“No, I don’t have it.”
Simple message, right?
Now imagine it’s from a WhatsApp group — a reply in the middle of tens of different discussions.
Assume you have an AI agent monitoring this group to provide support. How does the agent make sense of that message? How does it interpret the message and decide what action to take?
The answer is context engineering.
It’s the means and ways with which AI agents make sense of conversations — detecting, maintaining, and tracking context accurately and reliably across the application.
As AI agents evolve to mimic intelligent human behaviour, context engineering becomes absolutely critical.
Here’s a real example from a government implementation we did:
Users could enquire about vehicle fines. The agent would collect the vehicle details, fetch the data, and share the response.
If the customer then asks follow-up questions like “show total outstanding fine” or “show the last fine amount,” the agent recognize the ongoing context and doesn’t ask for vehicle details again.
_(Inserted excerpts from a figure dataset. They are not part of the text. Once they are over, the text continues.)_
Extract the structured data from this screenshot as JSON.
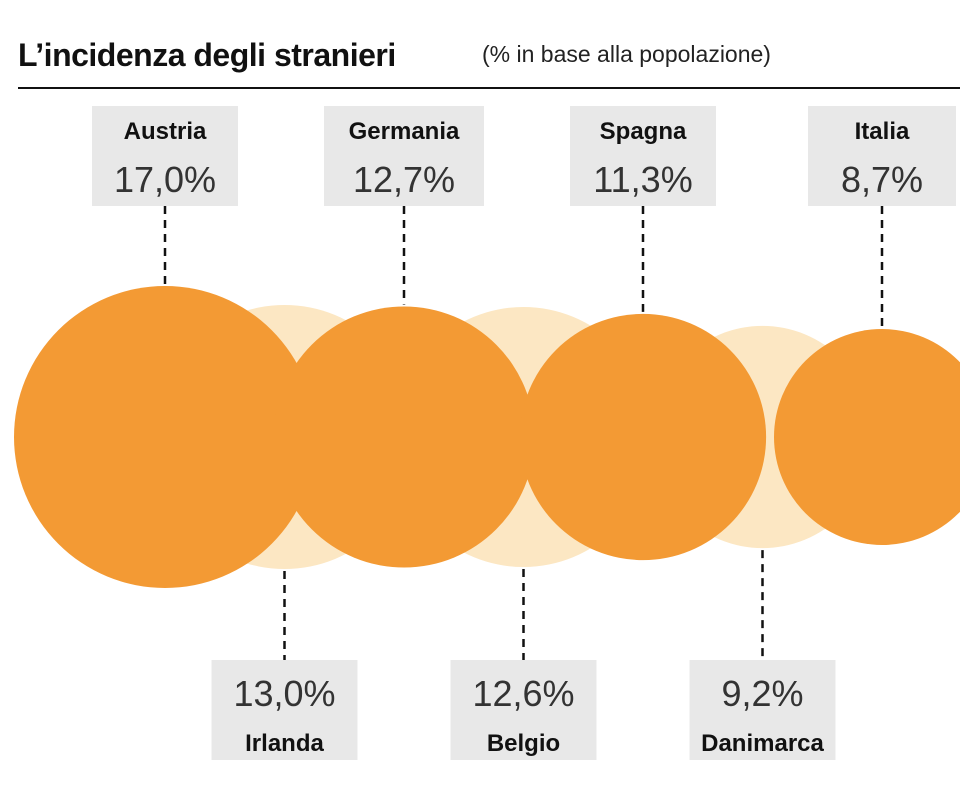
{
  "chart_data": {
    "type": "bubble",
    "title": "L’incidenza degli stranieri",
    "subtitle": "(% in base alla popolazione)",
    "unit": "%",
    "colors": {
      "dark": "#f39a34",
      "light": "#fce7c3",
      "box": "#e8e8e8",
      "rule": "#111111"
    },
    "items": [
      {
        "country": "Austria",
        "value": 17.0,
        "label": "17,0%",
        "tone": "dark"
      },
      {
        "country": "Irlanda",
        "value": 13.0,
        "label": "13,0%",
        "tone": "light"
      },
      {
        "country": "Germania",
        "value": 12.7,
        "label": "12,7%",
        "tone": "dark"
      },
      {
        "country": "Belgio",
        "value": 12.6,
        "label": "12,6%",
        "tone": "light"
      },
      {
        "country": "Spagna",
        "value": 11.3,
        "label": "11,3%",
        "tone": "dark"
      },
      {
        "country": "Danimarca",
        "value": 9.2,
        "label": "9,2%",
        "tone": "light"
      },
      {
        "country": "Italia",
        "value": 8.7,
        "label": "8,7%",
        "tone": "dark"
      }
    ]
  }
}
But if the customer asks about another car, the agent detects the new context — and requests the new registration details.
And this works always – not ‘sometime’ or ‘most of the time’ – because this isn’t LLM logic. LLMs work on probabilities and estimations. They can estimate context but can’t guarantee it. In real-world scenarios with a large number of overlapping contexts (like the WhatsApp example above), it is almost impossible to detect context accurately using only prompt engineering. LLMs are a good starting point — but not enough.
It’s application logic, in our case.
And it’s not estimation; it’s mathematical calculation – hence the accuracy. Since it’s a calculation, the context is fail-safe and foolproof. By design, failure isn’t even a possibility anymore. And this context is tracked throughout the application with precision.
Beautiful, isn’t it?
The point I am making is that agentic AI applications are still in their early stages. There’s enormous potential, but also many unsolved challenges — even for the biggest companies. Context engineering is core to agentic AI. There’s plenty of discussion around prompt engineering, but not enough or almost no discussion about context engineering. It’s time we start focusing more on this.
NB: Food for thought, go back to the WhatsApp example at the start. This is a real use case we are discussing with an event management company. How would you calculate/manage the context if you were designing this system?